Hempstead Town board members say they are ready to consider incorporating mixed-use development in the proposed rezoning plan for Hempstead Turnpike in Elmont after community leaders pushed for the change.

Town Supervisor Kate Murray and Councilmen Edward Ambrosino and James Darcy said Friday they would recommend to the entire seven-person board that the draft plan released last month be changed to include mixed-use development in some portions of the zone.

The proposal would rezone Hempstead Turnpike through downtown Elmont from the Queens border to Franklin Square in an effort to revitalize the area, they said.

"New zoning could transform a long-term vision into a reality for Elmont," Murray said in a statement. "It would pave the way for a sustainable, successful future for businesses and residents in this great community."

The plan incorporates four sub-districts in the Hempstead Turnpike-Elmont Zoning District. But many Elmont community advocates said they were surprised that the town's draft plan excluded mixed-use development, which would allow apartments over ground-level retail stores along some portions of the blighted corridor.

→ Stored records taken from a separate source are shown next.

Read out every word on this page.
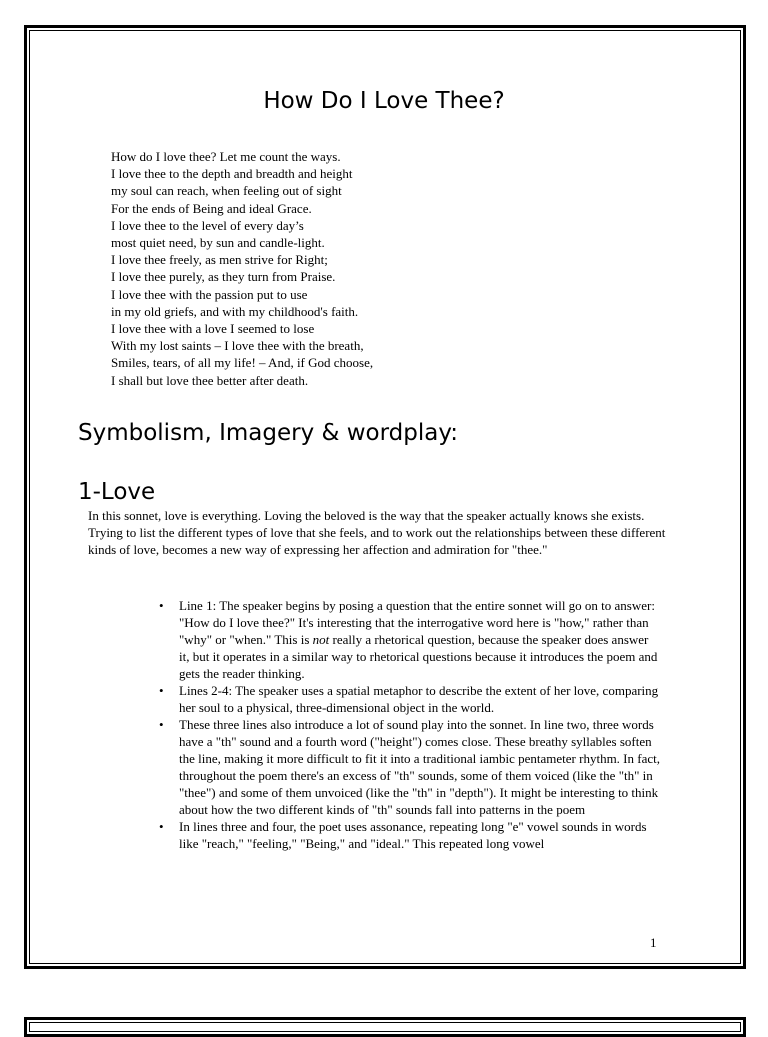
How Do I Love Thee?
How do I love thee? Let me count the ways.
I love thee to the depth and breadth and height
my soul can reach, when feeling out of sight
For the ends of Being and ideal Grace.
I love thee to the level of every day’s
most quiet need, by sun and candle-light.
I love thee freely, as men strive for Right;
I love thee purely, as they turn from Praise.
I love thee with the passion put to use
in my old griefs, and with my childhood's faith.
I love thee with a love I seemed to lose
With my lost saints – I love thee with the breath,
Smiles, tears, of all my life! – And, if God choose,
I shall but love thee better after death.
Symbolism, Imagery & wordplay:
1-Love
In this sonnet, love is everything. Loving the beloved is the way that the speaker actually knows she exists. Trying to list the different types of love that she feels, and to work out the relationships between these different kinds of love, becomes a new way of expressing her affection and admiration for "thee."
• Line 1: The speaker begins by posing a question that the entire sonnet will go on to answer: "How do I love thee?" It's interesting that the interrogative word here is "how," rather than "why" or "when." This is not really a rhetorical question, because the speaker does answer it, but it operates in a similar way to rhetorical questions because it introduces the poem and gets the reader thinking.
• Lines 2-4: The speaker uses a spatial metaphor to describe the extent of her love, comparing her soul to a physical, three-dimensional object in the world.
• These three lines also introduce a lot of sound play into the sonnet. In line two, three words have a "th" sound and a fourth word ("height") comes close. These breathy syllables soften the line, making it more difficult to fit it into a traditional iambic pentameter rhythm. In fact, throughout the poem there's an excess of "th" sounds, some of them voiced (like the "th" in "thee") and some of them unvoiced (like the "th" in "depth"). It might be interesting to think about how the two different kinds of "th" sounds fall into patterns in the poem
• In lines three and four, the poet uses assonance, repeating long "e" vowel sounds in words like "reach," "feeling," "Being," and "ideal." This repeated long vowel
1
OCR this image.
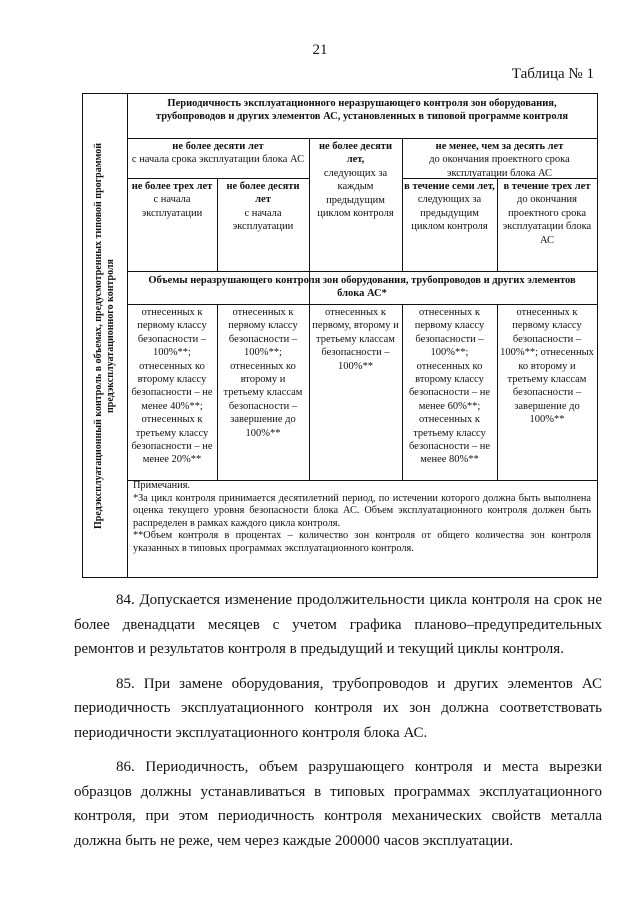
21
Таблица № 1
Предэксплуатационный контроль в объемах, предусмотренных типовой программой предэксплуатационного контроля
Периодичность эксплуатационного неразрушающего контроля зон оборудования, трубопроводов и других элементов АС, установленных в типовой программе контроля
не более десяти лет
с начала срока эксплуатации блока АС
не более десяти лет,
следующих за каждым предыдущим циклом контроля
не менее, чем за десять лет
до окончания проектного срока эксплуатации блока АС
не более трех лет
с начала эксплуатации
не более десяти лет
с начала эксплуатации
в течение семи лет,
следующих за предыдущим циклом контроля
в течение трех лет
до окончания проектного срока эксплуатации блока АС
Объемы неразрушающего контроля зон оборудования, трубопроводов и других элементов блока АС*
отнесенных к первому классу безопасности – 100%**; отнесенных ко второму классу безопасности – не менее 40%**; отнесенных к третьему классу безопасности – не менее 20%**
отнесенных к первому классу безопасности – 100%**; отнесенных ко второму и третьему классам безопасности – завершение до 100%**
отнесенных к первому, второму и третьему классам безопасности – 100%**
отнесенных к первому классу безопасности – 100%**; отнесенных ко второму классу безопасности – не менее 60%**; отнесенных к третьему классу безопасности – не менее 80%**
отнесенных к первому классу безопасности – 100%**; отнесенных ко второму и третьему классам безопасности – завершение до 100%**

Примечания.

*За цикл контроля принимается десятилетний период, по истечении которого должна быть выполнена оценка текущего уровня безопасности блока АС. Объем эксплуатационного контроля должен быть распределен в рамках каждого цикла контроля.

**Объем контроля в процентах – количество зон контроля от общего количества зон контроля указанных в типовых программах эксплуатационного контроля.

84. Допускается изменение продолжительности цикла контроля на срок не более двенадцати месяцев с учетом графика планово–предупредительных ремонтов и результатов контроля в предыдущий и текущий циклы контроля.

85. При замене оборудования, трубопроводов и других элементов АС периодичность эксплуатационного контроля их зон должна соответствовать периодичности эксплуатационного контроля блока АС.

86. Периодичность, объем разрушающего контроля и места вырезки образцов должны устанавливаться в типовых программах эксплуатационного контроля, при этом периодичность контроля механических свойств металла должна быть не реже, чем через каждые 200000 часов эксплуатации.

"Nothing will help a business more than having customers inside the doors, and having residential above businesses will have people right there," said local developer Muzzio Tallini, a member of the Elmont Chamber of Commerce, who plans to be at the town board public hearing Tuesday at 10:30 a.m. at the Nathan L.H. Bennett Pavilion adjacent to Hempstead Town Hall.

The town crafted the controversial proposal after more than three years of meetings with community members and planning consultants. Mixed-used development was one of the recommendations supported by the community in the 2008 vision plan.

"Mixed-use is important to have on Long Island to make affordable apartments for young people," said Sandra Smith, chair of the Elmont Coalition for Sustainable Development.

Mixed-use development also leads to pedestrian-friendly areas and safer streets, and improves commerce, said Eric Alexander, executive director of Vision Long Island, a nonprofit community planning group. Mixed-use makes properties more valuable and helps the local government collect more property taxes, said Alexander, who plans to speak at the hearing.

Other Elmont civic leaders said they believe incorporating housing above retail stores is crucial to help fill empty stores, redevelop blocks of rundown real estate and attract young workers.

"Young people are leaving, businesses are leaving and developers are leaving," said Pat Nicolosi, president of the Elmont East End Civic Association and co-chair of the Elmont Coalition for Sustainable Development. "It is just a fact of life in Nassau County . . . Mixed-use zoning is crucial to keep young people here on Long Island."